Just a few weeks after the Navy acknowledged it was looking at the impact of retuning to steam catapults on CVN-78, the service has reaffirmed its commitment to the Electromagnetic Aircraft Launch System (EMALS).

"This decision is based on completion of an extensive review of the EMALS program, which included consideration of many significant factors and represents a balance between cost, schedule, technical performance, and consideration of the risks to each," Lt. Cmdr. Victor Chen, a Navy spokesman, told Defense Daily Wednesday.

Overall, the Navy determined that the remaining risks to completion of the EMALS development program are such that continuation with EMALS represents the best option to maintain the delivery schedule for CVN-78 and provide the needed capability for the future force, he added.

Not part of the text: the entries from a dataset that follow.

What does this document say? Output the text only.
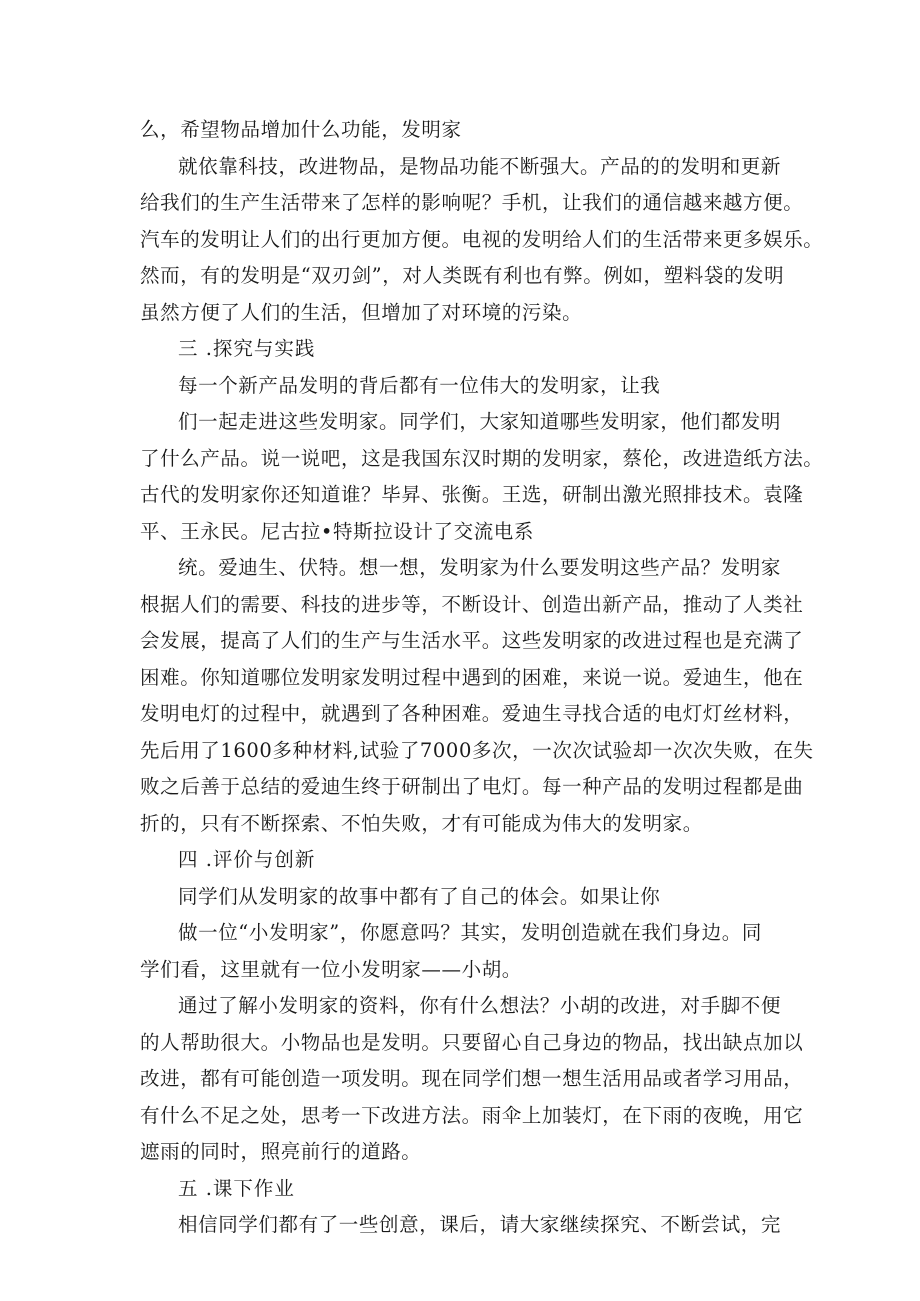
么，希望物品增加什么功能，发明家
就依靠科技，改进物品，是物品功能不断强大。产品的的发明和更新
给我们的生产生活带来了怎样的影响呢？手机，让我们的通信越来越方便。
汽车的发明让人们的出行更加方便。电视的发明给人们的生活带来更多娱乐。
然而，有的发明是“双刃剑”，对人类既有利也有弊。例如，塑料袋的发明
虽然方便了人们的生活，但增加了对环境的污染。
三 .探究与实践
每一个新产品发明的背后都有一位伟大的发明家，让我
们一起走进这些发明家。同学们，大家知道哪些发明家，他们都发明
了什么产品。说一说吧，这是我国东汉时期的发明家，蔡伦，改进造纸方法。
古代的发明家你还知道谁？毕昇、张衡。王选，研制出激光照排技术。袁隆
平、王永民。尼古拉•特斯拉设计了交流电系
统。爱迪生、伏特。想一想，发明家为什么要发明这些产品？发明家
根据人们的需要、科技的进步等，不断设计、创造出新产品，推动了人类社
会发展，提高了人们的生产与生活水平。这些发明家的改进过程也是充满了
困难。你知道哪位发明家发明过程中遇到的困难，来说一说。爱迪生，他在
发明电灯的过程中，就遇到了各种困难。爱迪生寻找合适的电灯灯丝材料，
先后用了1600多种材料,试验了7000多次，一次次试验却一次次失败，在失
败之后善于总结的爱迪生终于研制出了电灯。每一种产品的发明过程都是曲
折的，只有不断探索、不怕失败，才有可能成为伟大的发明家。
四 .评价与创新
同学们从发明家的故事中都有了自己的体会。如果让你
做一位“小发明家”，你愿意吗？其实，发明创造就在我们身边。同
学们看，这里就有一位小发明家——小胡。
通过了解小发明家的资料，你有什么想法？小胡的改进，对手脚不便
的人帮助很大。小物品也是发明。只要留心自己身边的物品，找出缺点加以
改进，都有可能创造一项发明。现在同学们想一想生活用品或者学习用品，
有什么不足之处，思考一下改进方法。雨伞上加装灯，在下雨的夜晚，用它
遮雨的同时，照亮前行的道路。
五 .课下作业
相信同学们都有了一些创意，课后，请大家继续探究、不断尝试，完
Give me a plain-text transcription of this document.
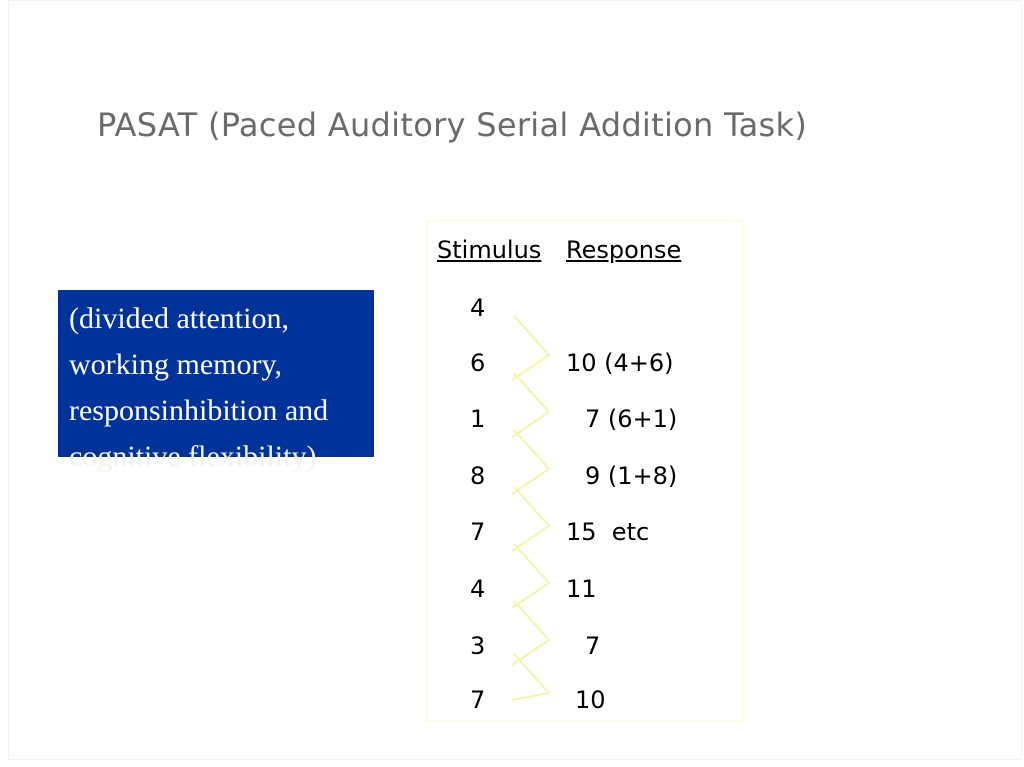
PASAT (Paced Auditory Serial Addition Task)
(divided attention,
working memory,
responsinhibition and
cognitive flexibility)
Stimulus Response
4
6
1
8
7
4
3
7
10 (4+6)
7 (6+1)
9 (1+8)
15  etc
11
7
10
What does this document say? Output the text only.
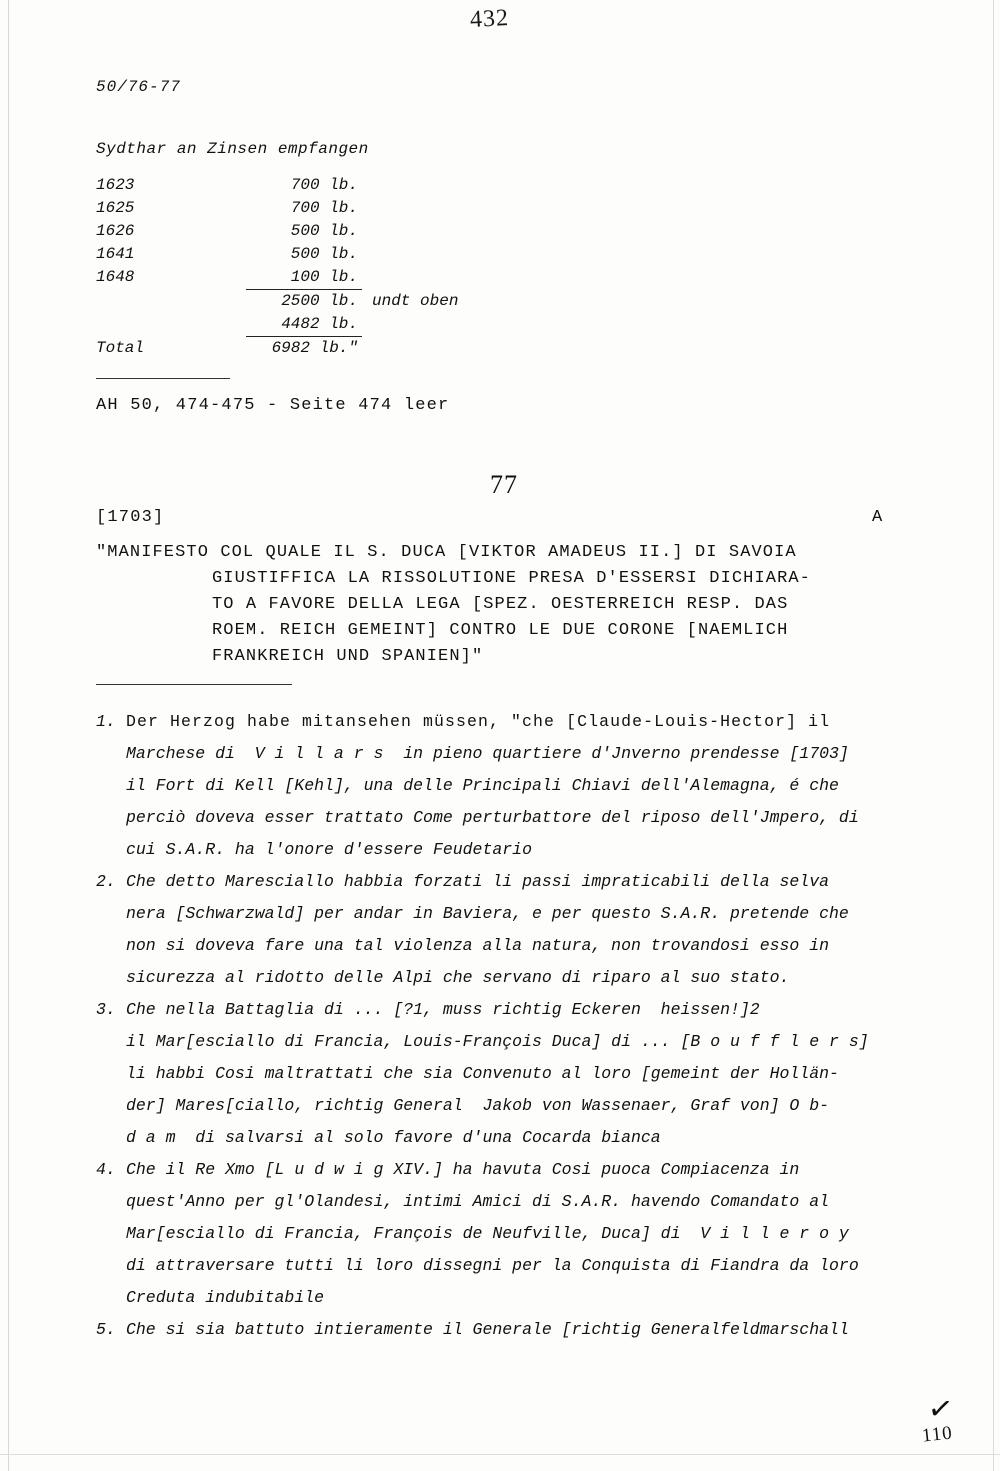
432
50/76-77
Sydthar an Zinsen empfangen
1623	700 lb.
1625	700 lb.
1626	500 lb.
1641	500 lb.
1648	100 lb.
2500 lb. undt oben
4482 lb.
Total	6982 lb."
AH 50, 474-475 - Seite 474 leer
77
[1703]	A
"MANIFESTO COL QUALE IL S. DUCA [VIKTOR AMADEUS II.] DI SAVOIA
GIUSTIFFICA LA RISSOLUTIONE PRESA D'ESSERSI DICHIARA-
TO A FAVORE DELLA LEGA [SPEZ. OESTERREICH RESP. DAS
ROEM. REICH GEMEINT] CONTRO LE DUE CORONE [NAEMLICH
FRANKREICH UND SPANIEN]"
1. Der Herzog habe mitansehen müssen, "che [Claude-Louis-Hector] il
Marchese di  V i l l a r s  in pieno quartiere d'Jnverno prendesse [1703]
il Fort di Kell [Kehl], una delle Principali Chiavi dell'Alemagna, é che
perciò doveva esser trattato Come perturbattore del riposo dell'Jmpero, di
cui S.A.R. ha l'onore d'essere Feudetario
2. Che detto Maresciallo habbia forzati li passi impraticabili della selva
nera [Schwarzwald] per andar in Baviera, e per questo S.A.R. pretende che
non si doveva fare una tal violenza alla natura, non trovandosi esso in
sicurezza al ridotto delle Alpi che servano di riparo al suo stato.
3. Che nella Battaglia di ... [?1, muss richtig Eckeren  heissen!]2
il Mar[esciallo di Francia, Louis-François Duca] di ... [B o u f f l e r s]
li habbi Cosi maltrattati che sia Convenuto al loro [gemeint der Hollän-
der] Mares[ciallo, richtig General  Jakob von Wassenaer, Graf von] O b-
d a m  di salvarsi al solo favore d'una Cocarda bianca
4. Che il Re Xmo [L u d w i g XIV.] ha havuta Cosi puoca Compiacenza in
quest'Anno per gl'Olandesi, intimi Amici di S.A.R. havendo Comandato al
Mar[esciallo di Francia, François de Neufville, Duca] di  V i l l e r o y
di attraversare tutti li loro dissegni per la Conquista di Fiandra da loro
Creduta indubitabile
5. Che si sia battuto intieramente il Generale [richtig Generalfeldmarschall
✓
110
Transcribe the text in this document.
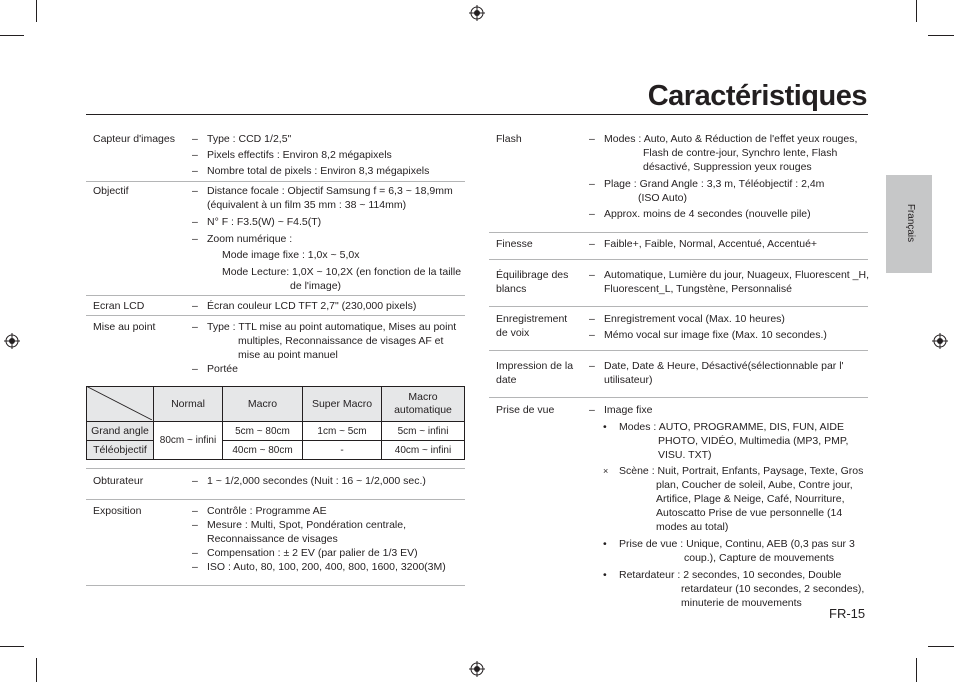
Caractéristiques
Français
Capteur d'images – Type : CCD 1/2,5"
– Pixels effectifs : Environ 8,2 mégapixels
– Nombre total de pixels : Environ 8,3 mégapixels
Objectif	– Distance focale : Objectif Samsung f = 6,3 ~ 18,9mm
(équivalent à un film 35 mm : 38 ~ 114mm)
– N° F : F3.5(W) ~ F4.5(T)
– Zoom numérique :
Mode image fixe : 1,0x ~ 5,0x
Mode Lecture: 1,0X ~ 10,2X (en fonction de la taille
de l'image)
Ecran LCD	– Écran couleur LCD TFT 2,7" (230,000 pixels)
Mise au point	– Type : TTL mise au point automatique, Mises au point
multiples, Reconnaissance de visages AF et
mise au point manuel
– Portée
	Normal	Macro	Super Macro	Macro automatique
Grand angle	80cm ~ infini	5cm ~ 80cm	1cm ~ 5cm	5cm ~ infini
Téléobjectif		40cm ~ 80cm	-	40cm ~ infini
Obturateur	– 1 ~ 1/2,000 secondes (Nuit : 16 ~ 1/2,000 sec.)
Exposition	– Contrôle : Programme AE
– Mesure : Multi, Spot, Pondération centrale,
Reconnaissance de visages
– Compensation : ± 2 EV (par palier de 1/3 EV)
– ISO : Auto, 80, 100, 200, 400, 800, 1600, 3200(3M)
Flash	– Modes : Auto, Auto & Réduction de l'effet yeux rouges,
Flash de contre-jour, Synchro lente, Flash
désactivé, Suppression yeux rouges
– Plage : Grand Angle : 3,3 m, Téléobjectif : 2,4m
(ISO Auto)
– Approx. moins de 4 secondes (nouvelle pile)
Finesse	– Faible+, Faible, Normal, Accentué, Accentué+
Équilibrage des
blancs
– Automatique, Lumière du jour, Nuageux, Fluorescent _H,
Fluorescent_L, Tungstène, Personnalisé
Enregistrement
de voix
– Enregistrement vocal (Max. 10 heures)
– Mémo vocal sur image fixe (Max. 10 secondes.)
Impression de la
date
– Date, Date & Heure, Désactivé(sélectionnable par l'
utilisateur)
Prise de vue	– Image fixe
• Modes : AUTO, PROGRAMME, DIS, FUN, AIDE
PHOTO, VIDÉO, Multimedia (MP3, PMP,
VISU. TXT)
× Scène : Nuit, Portrait, Enfants, Paysage, Texte, Gros
plan, Coucher de soleil, Aube, Contre jour,
Artifice, Plage & Neige, Café, Nourriture,
Autoscatto Prise de vue personnelle (14
modes au total)
• Prise de vue : Unique, Continu, AEB (0,3 pas sur 3
coup.), Capture de mouvements
• Retardateur : 2 secondes, 10 secondes, Double
retardateur (10 secondes, 2 secondes),
minuterie de mouvements
FR-15
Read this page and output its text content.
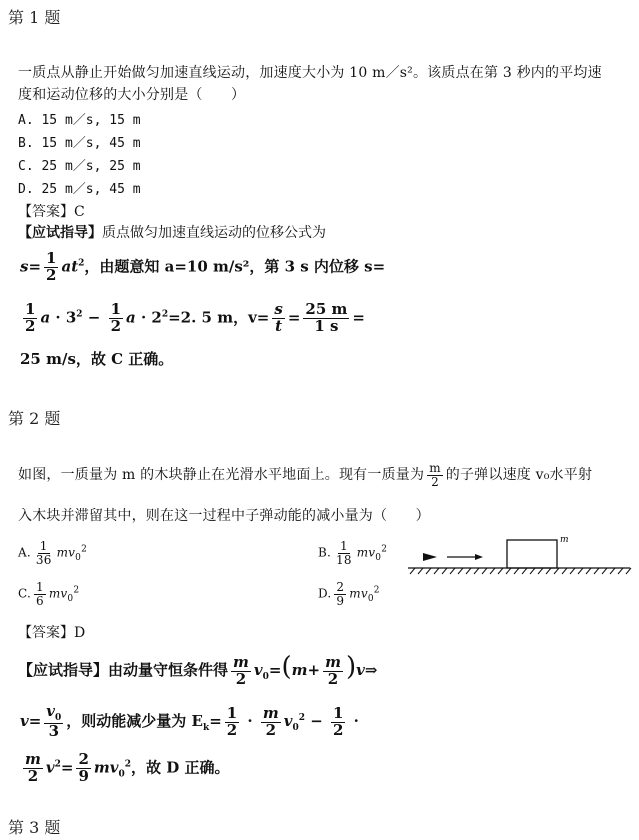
第 1 题
一质点从静止开始做匀加速直线运动，加速度大小为 10 m／s²。该质点在第 3 秒内的平均速
度和运动位移的大小分别是（　　）
A. 15 m／s, 15 m
B. 15 m／s, 45 m
C. 25 m／s, 25 m
D. 25 m／s, 45 m
【答案】C
【应试指导】质点做匀加速直线运动的位移公式为
$s= \frac{1}{2} at^2$，由题意知 a=10 m/s²，第 3 s 内位移 s=
$\frac{1}{2}$ $a \cdot 3^2 - \frac{1}{2}$ $a \cdot 2^2=2$. 5 m，$v= \frac{s}{t} = \frac{25 m}{1 s}$ =
25 m/s，故 C 正确。
第 2 题
如图，一质量为 m 的木块静止在光滑水平地面上。现有一质量为 $\frac{m}{2}$ 的子弹以速度 v₀水平射
入木块并滞留其中，则在这一过程中子弹动能的减小量为（　　）
A. $\frac{1}{36} mv_0^2$	B. $\frac{1}{18} mv_0^2$
C. $\frac{1}{6} mv_0^2$	D. $\frac{2}{9} mv_0^2$
m
【答案】D
【应试指导】由动量守恒条件得 $\frac{m}{2} v_0=(m+ \frac{m}{2}$ )v⇒
$v= \frac{v_0}{3}$ ，则动能减少量为 $E_k= \frac{1}{2} \cdot \frac{m}{2} v_0^2 - \frac{1}{2}$ ·
$\frac{m}{2} v^2= \frac{2}{9} mv_0^2$，故 D 正确。
第 3 题
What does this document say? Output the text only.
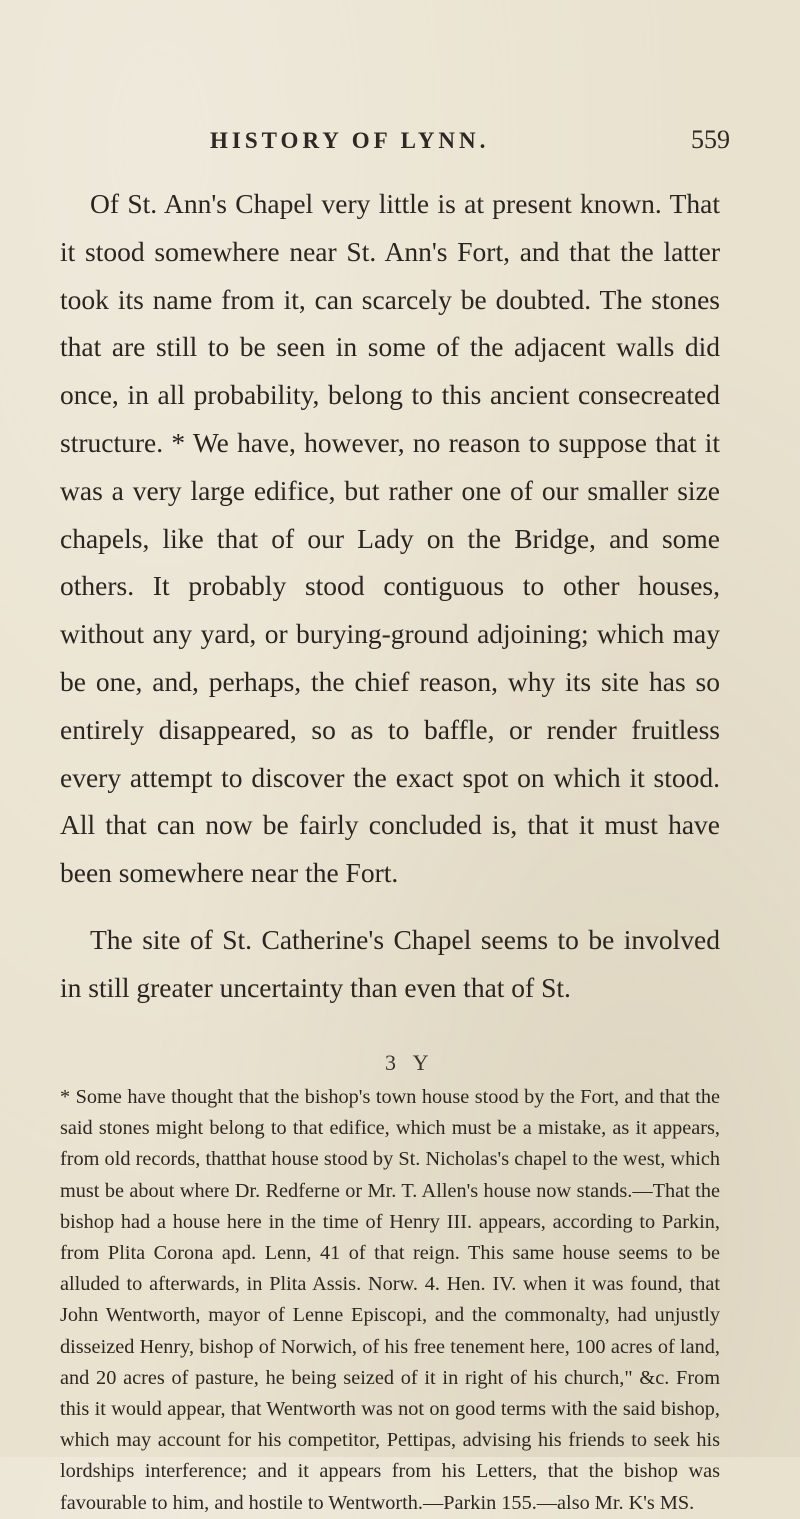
HISTORY OF LYNN.	559

Of St. Ann's Chapel very little is at present known. That it stood somewhere near St. Ann's Fort, and that the latter took its name from it, can scarcely be doubted. The stones that are still to be seen in some of the adjacent walls did once, in all probability, belong to this ancient consecreated structure. * We have, however, no reason to suppose that it was a very large edifice, but rather one of our smaller size chapels, like that of our Lady on the Bridge, and some others. It probably stood contiguous to other houses, without any yard, or burying-ground adjoining; which may be one, and, perhaps, the chief reason, why its site has so entirely disappeared, so as to baffle, or render fruitless every attempt to discover the exact spot on which it stood. All that can now be fairly concluded is, that it must have been somewhere near the Fort.

The site of St. Catherine's Chapel seems to be involved in still greater uncertainty than even that of St.

3 Y

* Some have thought that the bishop's town house stood by the Fort, and that the said stones might belong to that edifice, which must be a mistake, as it appears, from old records, thatthat house stood by St. Nicholas's chapel to the west, which must be about where Dr. Redferne or Mr. T. Allen's house now stands.—That the bishop had a house here in the time of Henry III. appears, according to Parkin, from Plita Corona apd. Lenn, 41 of that reign. This same house seems to be alluded to afterwards, in Plita Assis. Norw. 4. Hen. IV. when it was found, that John Wentworth, mayor of Lenne Episcopi, and the commonalty, had unjustly disseized Henry, bishop of Norwich, of his free tenement here, 100 acres of land, and 20 acres of pasture, he being seized of it in right of his church," &c. From this it would appear, that Wentworth was not on good terms with the said bishop, which may account for his competitor, Pettipas, advising his friends to seek his lordships interference; and it appears from his Letters, that the bishop was favourable to him, and hostile to Wentworth.—Parkin 155.—also Mr. K's MS.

"To ensure the program delivers on schedule, while limiting cost growth, the Navy is entering into detailed, fixed-price contract negotiations for procurement of production- level equipment while implementing additional risk management efforts associated with completion of development testing, production planning, installation and test," Chen said.

EMALS is built by General Atomics Aeronautical Systems.

EMALS technology promises to lower overall lifecycle costs, require less maintenance than steam catapults and generate less physical stress on carrier-based aircraft. EMALS also provides an increased sortie rate over steam systems, which fulfills a key performance parameter for the new CVN class, Chen added.

The demise of EMALS has been the subject of rumors following acknowledgement by the Navy of a 60-day schedule slip and an increase in the cost to manufacture the system (Defense Daily, April 15).

On April 1, Allison Stiller, deputy assistant secretary of the Navy for ships, testified before the House Appropriations Defense subcommittee that the Navy was seeking input from industry on the cost and schedule impact of switching to a steam catapult.

But Wednesday’s statement from the Navy that it is proceeding with EMALS as the aircraft launching system of record for CVN-78 should put a rest to those rumors.

This summer, the catapult at Naval Air Engineering Station Lakehurst, N.J., will be commissioned, followed by testing of the armature–the component that pulls the aircraft down the catapult. A few months later, the Navy will begin shooting dead loads on the catapult (Defense Daily, April 15).

In calendar year ’10, full length, full power, full weight dead load testing will take place, all leading up to the first aircraft tests toward the end of 2010.